男が振り上げた木剣が真っ二つに折られ、遠くに欠片が飛ばされる。しんと静まりかえった鍛錬場には、折れた木剣が転がる音だけが響く。
(なっ……!)
男達は目を見開いて驚愕した。
いつの間にか鍛練場の入口には他の隊員達が来ていてギャラリーと化していた。その彼らまでもが三人の男達と同様に驚愕している。
「あっ…! 壊しちゃった」
先程の研ぎ澄まされた刃のような雰囲気はどこへやら、いつもの調子に戻ったアーネがしまったとばかりに呟く。
(いや、普通そう簡単に壊れない…)
ここにいる男達全員が内心突っ込んでいると、一人の男が現れた。入口に固まる隊員を叱りながら鍛練場へと入ってくる。

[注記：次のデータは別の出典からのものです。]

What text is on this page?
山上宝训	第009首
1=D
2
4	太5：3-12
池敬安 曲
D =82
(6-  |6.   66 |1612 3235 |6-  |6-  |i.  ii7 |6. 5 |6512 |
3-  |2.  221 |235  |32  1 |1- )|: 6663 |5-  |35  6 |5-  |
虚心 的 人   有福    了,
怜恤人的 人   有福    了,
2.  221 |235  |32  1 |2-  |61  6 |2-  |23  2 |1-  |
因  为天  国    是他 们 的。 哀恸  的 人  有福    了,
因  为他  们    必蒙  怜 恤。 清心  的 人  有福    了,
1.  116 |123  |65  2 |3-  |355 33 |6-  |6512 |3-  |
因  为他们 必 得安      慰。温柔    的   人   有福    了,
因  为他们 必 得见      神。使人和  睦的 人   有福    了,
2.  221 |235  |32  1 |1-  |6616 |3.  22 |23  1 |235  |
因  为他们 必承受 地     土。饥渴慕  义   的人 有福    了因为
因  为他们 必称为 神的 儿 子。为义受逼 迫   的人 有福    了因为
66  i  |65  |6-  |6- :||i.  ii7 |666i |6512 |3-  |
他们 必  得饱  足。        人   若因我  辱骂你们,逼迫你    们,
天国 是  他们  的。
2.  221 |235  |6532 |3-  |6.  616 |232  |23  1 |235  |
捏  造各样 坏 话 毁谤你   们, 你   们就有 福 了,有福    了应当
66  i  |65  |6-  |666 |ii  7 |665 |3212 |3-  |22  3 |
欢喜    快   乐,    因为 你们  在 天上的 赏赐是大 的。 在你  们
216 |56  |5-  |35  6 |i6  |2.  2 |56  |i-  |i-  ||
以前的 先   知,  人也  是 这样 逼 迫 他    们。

「お前達何をしている! さっさと鍛練の準備をせんか」
「総隊長!」
「いや…あの…先客が…」
入ってきたのは総隊長のジェイルだった。彼は、隊員に言われた先へと視線を向ける。そこには陽に照らされた金髪をたなびかせる少女の姿がある。
「あぁ? おぉっ、アーネ様ではないですか!」
「「「「王女様っ!!!」」」」
隊員達は少女の正体に声を揃えて、さらに驚愕するのだった。